The Basic Law is the constitutional document of the Hong Kong Special Administrative Region (SAR) of the People’s Republic of China. It enshrines the concepts of “One Country, Two Systems”, “a high degree of autonomy” for Hong Kong - except as regards defence and foreign affairs - and of “Hong Kong People administering Hong Kong”.
According to the Basic Law, Hong Kong’s political system and way of life will remain unchanged for 50 years after 1997. Hong Kong remains a free port, a separate customs territory and an international financial centre with its own tax system and convertible currency, the Hong Kong dollar. The rights and freedoms of people in Hong Kong are based on the impartial rule of law and an independent judiciary. Hong Kong remains within the common law system. The Court of Final Appeal is the highest appellate court and is headed by the Chief Justice.
The Basic Law provides that the Hong Kong SAR may on its own, using the name “Hong Kong, China”, maintain and develop relations and conclude and implement agreements with foreign states and regions and relevant international organisations, including in the economic, trade, financial and monetary, shipping, communications, tourism, cultural and sports fields.
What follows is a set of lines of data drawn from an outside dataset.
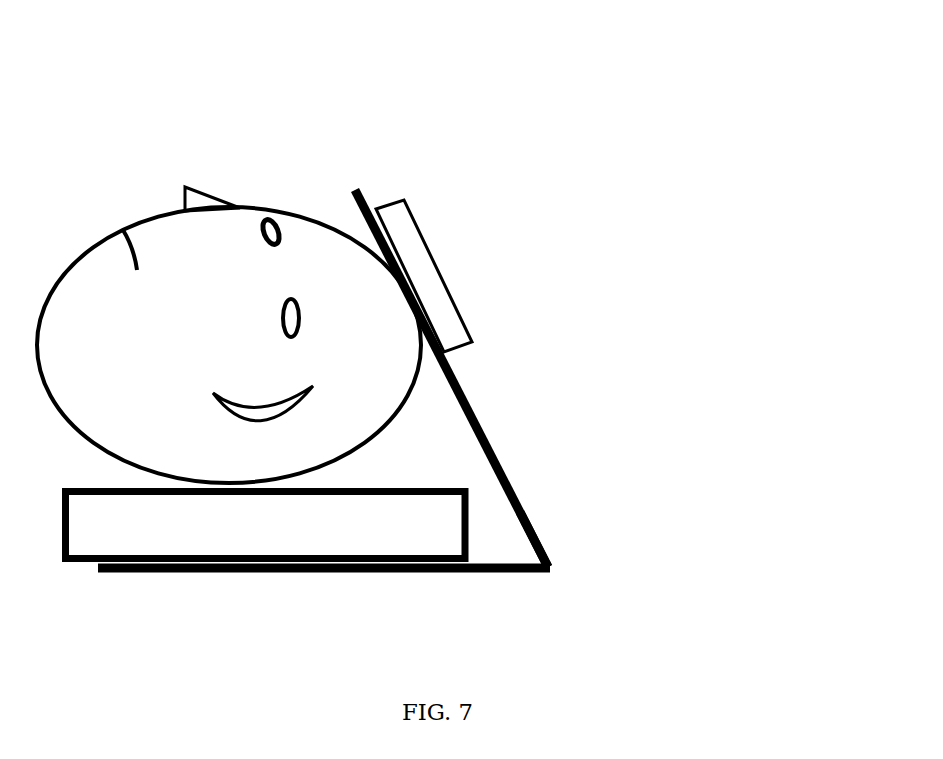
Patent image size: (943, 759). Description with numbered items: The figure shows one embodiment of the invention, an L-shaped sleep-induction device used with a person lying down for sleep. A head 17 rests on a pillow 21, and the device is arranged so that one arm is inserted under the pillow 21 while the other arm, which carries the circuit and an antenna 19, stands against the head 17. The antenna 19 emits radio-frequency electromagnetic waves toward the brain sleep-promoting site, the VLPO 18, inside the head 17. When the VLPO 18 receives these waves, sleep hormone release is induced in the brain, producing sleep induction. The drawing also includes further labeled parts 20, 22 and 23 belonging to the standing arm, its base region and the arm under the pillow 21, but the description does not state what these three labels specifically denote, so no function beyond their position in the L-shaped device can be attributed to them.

The head 17 is at (291, 296).
The brain sleep-promoting site VLPO 18 is at (307, 217).
The antenna 19 is at (428, 253).
The inclined support plate 20 is at (468, 420).
The pillow 21 is at (397, 520).
The plate base corner 22 is at (537, 535).
The base plate 23 is at (508, 572).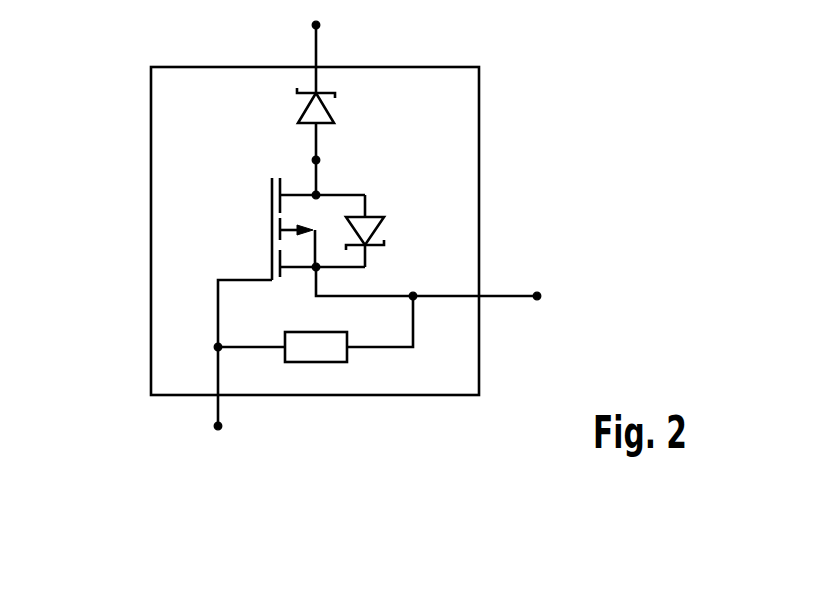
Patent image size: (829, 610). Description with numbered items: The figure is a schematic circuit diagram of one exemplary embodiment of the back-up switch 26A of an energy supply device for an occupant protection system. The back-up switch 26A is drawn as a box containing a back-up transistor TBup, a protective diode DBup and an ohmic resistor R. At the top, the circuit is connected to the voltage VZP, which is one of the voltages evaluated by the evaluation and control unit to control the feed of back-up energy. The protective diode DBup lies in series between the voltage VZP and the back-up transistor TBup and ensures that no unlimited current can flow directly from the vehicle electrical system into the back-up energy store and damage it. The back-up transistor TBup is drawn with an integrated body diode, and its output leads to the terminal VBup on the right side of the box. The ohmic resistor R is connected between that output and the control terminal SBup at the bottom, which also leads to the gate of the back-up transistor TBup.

The back-up switch 26A is at (151, 232).
The voltage VZP is at (341, 50).
The protective diode DBup is at (350, 141).
The back-up transistor TBup is at (315, 262).
The ohmic resistor R is at (313, 329).
The output voltage terminal VBup is at (501, 281).
The control signal terminal SBup is at (248, 399).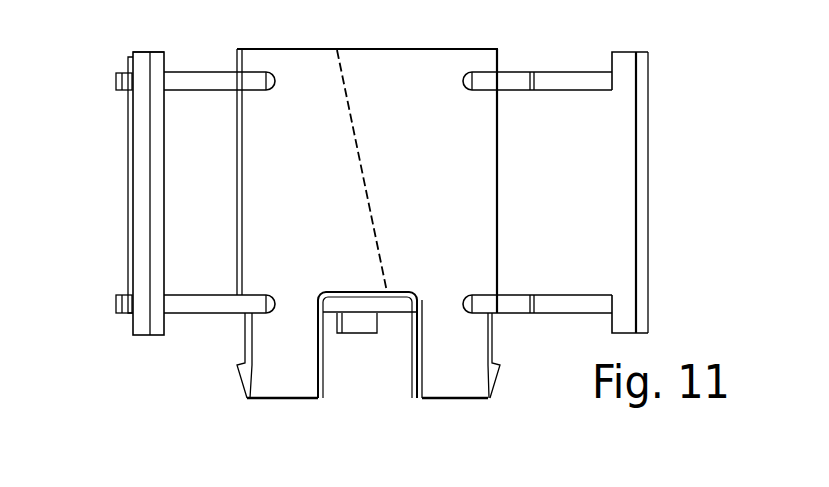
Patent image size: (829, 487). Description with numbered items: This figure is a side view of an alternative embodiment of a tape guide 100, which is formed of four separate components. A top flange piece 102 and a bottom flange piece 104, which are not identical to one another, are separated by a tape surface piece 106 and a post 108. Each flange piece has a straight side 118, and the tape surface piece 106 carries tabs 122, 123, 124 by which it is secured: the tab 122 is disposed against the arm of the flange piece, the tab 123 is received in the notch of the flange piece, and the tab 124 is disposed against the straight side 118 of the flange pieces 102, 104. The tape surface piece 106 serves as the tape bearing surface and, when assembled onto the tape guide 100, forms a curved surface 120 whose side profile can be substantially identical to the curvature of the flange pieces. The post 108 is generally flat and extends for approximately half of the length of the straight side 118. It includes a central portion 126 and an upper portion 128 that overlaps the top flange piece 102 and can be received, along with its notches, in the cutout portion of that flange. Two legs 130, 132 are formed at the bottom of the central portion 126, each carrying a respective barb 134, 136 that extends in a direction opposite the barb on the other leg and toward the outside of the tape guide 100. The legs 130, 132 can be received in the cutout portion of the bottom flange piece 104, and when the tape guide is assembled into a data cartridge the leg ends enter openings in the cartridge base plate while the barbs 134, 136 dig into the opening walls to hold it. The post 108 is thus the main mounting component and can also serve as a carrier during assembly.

The tape guide 100 is at (653, 167).
The top flange piece 102 is at (562, 78).
The bottom flange piece 104 is at (570, 305).
The tape surface piece 106 is at (133, 198).
The post 108 is at (292, 50).
The straight side 118 is at (587, 81).
The surface 120 is at (138, 247).
The tab 122 is at (142, 59).
The tab 123 is at (360, 322).
The tab 124 is at (622, 63).
The central portion 126 is at (483, 200).
The upper portion 128 is at (395, 67).
The leg 130 is at (290, 380).
The leg 132 is at (455, 383).
The barb 134 is at (258, 380).
The barb 136 is at (495, 387).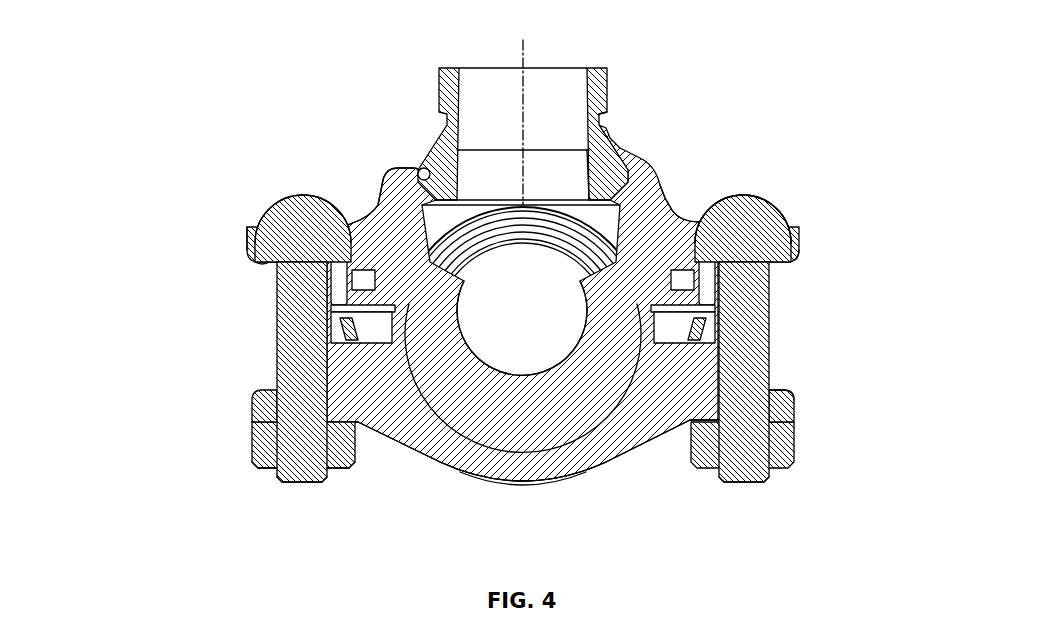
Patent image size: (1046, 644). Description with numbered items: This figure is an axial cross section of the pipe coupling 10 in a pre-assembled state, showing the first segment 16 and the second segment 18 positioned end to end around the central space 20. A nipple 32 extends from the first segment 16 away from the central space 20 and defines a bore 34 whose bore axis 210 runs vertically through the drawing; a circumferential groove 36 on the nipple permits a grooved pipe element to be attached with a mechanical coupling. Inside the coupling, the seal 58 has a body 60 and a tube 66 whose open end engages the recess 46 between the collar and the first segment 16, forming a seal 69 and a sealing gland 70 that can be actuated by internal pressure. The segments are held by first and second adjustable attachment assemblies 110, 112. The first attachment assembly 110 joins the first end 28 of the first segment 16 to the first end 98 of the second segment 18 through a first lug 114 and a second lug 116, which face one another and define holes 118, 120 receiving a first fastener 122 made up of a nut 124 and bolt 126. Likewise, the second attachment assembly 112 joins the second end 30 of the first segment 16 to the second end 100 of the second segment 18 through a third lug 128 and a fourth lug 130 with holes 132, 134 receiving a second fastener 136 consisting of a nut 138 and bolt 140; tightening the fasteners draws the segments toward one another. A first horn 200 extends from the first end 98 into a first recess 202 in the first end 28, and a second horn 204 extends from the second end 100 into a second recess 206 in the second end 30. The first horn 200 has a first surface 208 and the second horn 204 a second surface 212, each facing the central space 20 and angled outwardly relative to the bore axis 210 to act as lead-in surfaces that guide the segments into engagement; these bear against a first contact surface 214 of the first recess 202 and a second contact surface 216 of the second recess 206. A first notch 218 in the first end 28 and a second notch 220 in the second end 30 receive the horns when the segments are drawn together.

The coupling 10 is at (266, 62).
The first segment 16 is at (638, 160).
The second segment 18 is at (568, 463).
The central space 20 is at (537, 328).
The first end of first segment 28 is at (671, 207).
The second end of first segment 30 is at (364, 218).
The nipple 32 is at (606, 78).
The bore 34 is at (556, 80).
The circumferential groove 36 is at (602, 118).
The recess 46 is at (421, 168).
The seal 58 is at (503, 447).
The body 60 is at (523, 478).
The tube 66 is at (598, 270).
The seal 69 is at (590, 183).
The sealing gland 70 is at (402, 168).
The first end of second segment 98 is at (677, 442).
The second end of second segment 100 is at (375, 427).
The first attachment assembly 110 is at (872, 230).
The second attachment assembly 112 is at (104, 350).
The first lug 114 is at (797, 228).
The second lug 116 is at (793, 397).
The hole 118 is at (797, 245).
The hole 120 is at (770, 368).
The first fastener 122 is at (744, 475).
The nut 124 is at (788, 440).
The bolt 126 is at (758, 195).
The third lug 128 is at (258, 238).
The fourth lug 130 is at (258, 410).
The hole 132 is at (268, 262).
The hole 134 is at (258, 435).
The second fastener 136 is at (300, 483).
The nut 138 is at (258, 467).
The bolt 140 is at (287, 212).
The first horn 200 is at (683, 322).
The first recess 202 is at (682, 288).
The second horn 204 is at (346, 470).
The second recess 206 is at (357, 280).
The first surface 208 is at (620, 437).
The bore axis 210 is at (522, 48).
The second surface 212 is at (431, 443).
The first contact surface 214 is at (708, 238).
The second contact surface 216 is at (358, 277).
The first notch 218 is at (764, 232).
The second notch 220 is at (312, 280).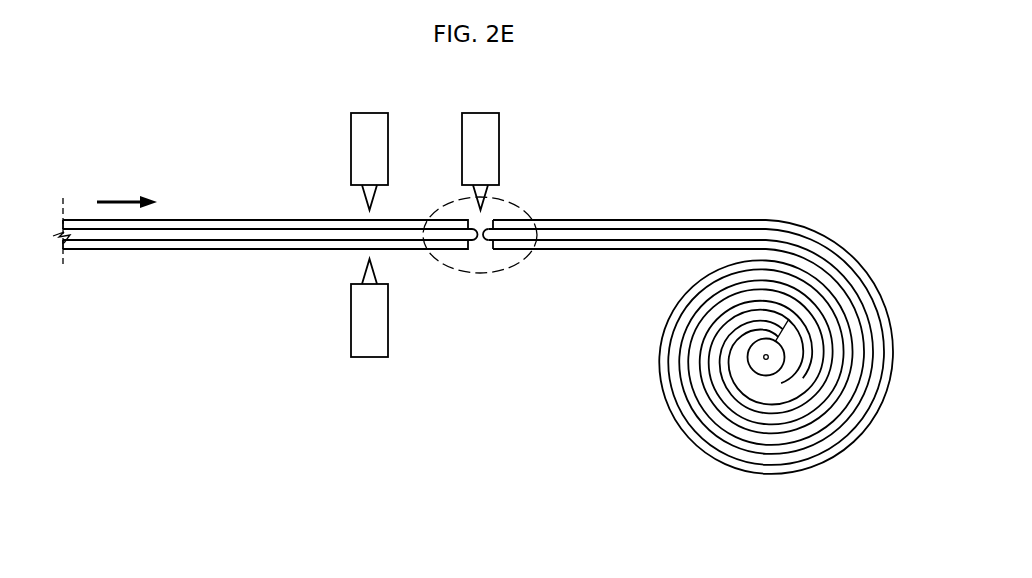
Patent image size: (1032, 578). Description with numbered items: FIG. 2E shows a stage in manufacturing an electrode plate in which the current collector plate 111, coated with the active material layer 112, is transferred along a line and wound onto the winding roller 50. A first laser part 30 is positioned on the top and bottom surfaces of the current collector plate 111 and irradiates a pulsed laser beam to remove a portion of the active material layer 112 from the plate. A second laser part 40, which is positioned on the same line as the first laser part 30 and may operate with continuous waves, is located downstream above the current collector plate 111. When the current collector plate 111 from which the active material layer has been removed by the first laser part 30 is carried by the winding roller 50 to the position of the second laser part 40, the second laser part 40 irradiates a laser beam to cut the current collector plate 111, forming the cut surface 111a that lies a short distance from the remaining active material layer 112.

The first laser part 30 is at (369, 113).
The second laser part 40 is at (481, 113).
The winding roller 50 is at (757, 357).
The current collector plate 111 is at (190, 235).
The active material layer 112 is at (291, 243).
The cut surface 111a is at (480, 236).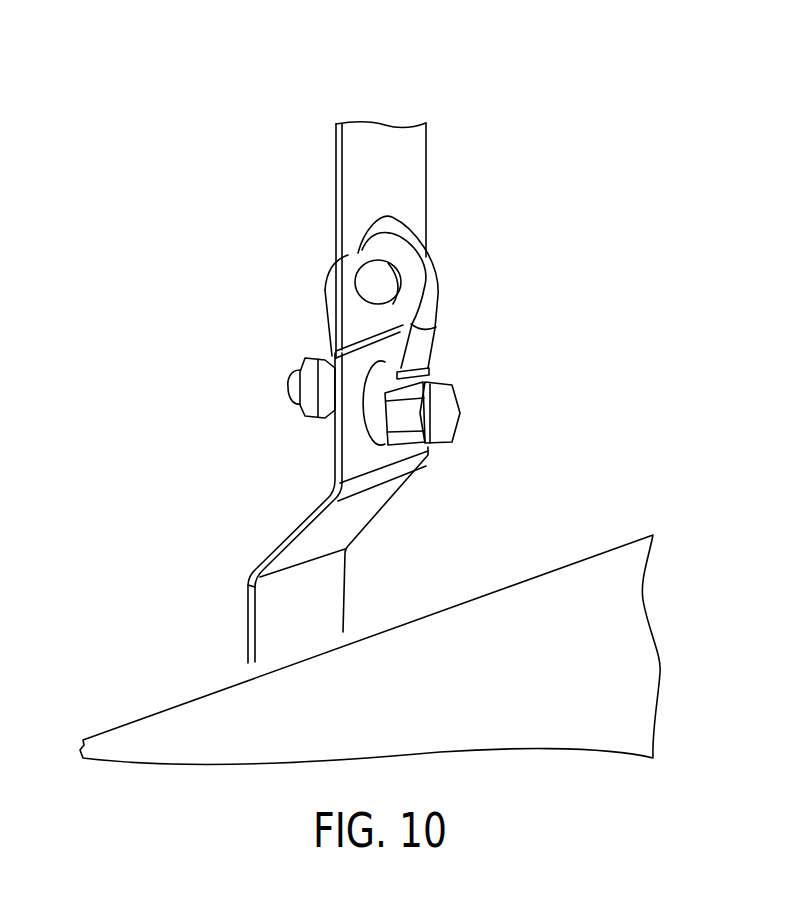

It also provides that the Hong Kong SAR may establish official or semi-official economic and trade missions in foreign countries. The global network of Hong Kong Economic and Trade Offices is established in accordance with this provision.
The power of interpretation of the Basic Law is vested in the Standing Committee of the National People's Congress (SCNPC). The SCNPC shall authorise the courts of the Hong Kong SAR to interpret on their own, in adjudicating cases, the provisions of the Basic Law which are within the limits of the autonomy of the Hong Kong SAR.
The Basic Law designates a system of governance led by a Chief Executive and an Executive Council, with a two-tiered system of representative government and an independent judiciary.
The Chief Executive is the head of the Hong Kong Special Administrative Region. He or she is elected by a broadly representative Election Committee and is appointed by the Central People’s Government. The Chief Executive is assisted and advised in policy making by an Executive Council of 16 principal officials and 16 non-official members appointed by the Chief Executive from among the senior officials of the executive authorities, members of the Legislative Council and public figures.
The main administrative and executive functions of government are carried out by policy bureaux and departments. The civil service employs approximately 177,000 persons or about 4.5% of the Hong Kong’s labour force. Apart from administering public services, its main tasks are to assist the Chief Executive and Principal Officials in formulating policies and carrying out decisions.
The Legislative Council is the law-making body of the Hong Kong Special Administrative Region. The number of Members of the seventh term Legislative Council is increased from 70 to 90, including 40 Members returned by the Election Committee Constituency, 30 Members returned by Functional Constituencies, and 20 Members returned by Geographical Constituencies through elections.
The 18 District Councils advise the Government on, amongst others, matters affecting the well-being of the people in the districts and on the provision and use of their public facilities and services, and undertake environmental improvement projects and promote recreational, cultural and community activities within the districts.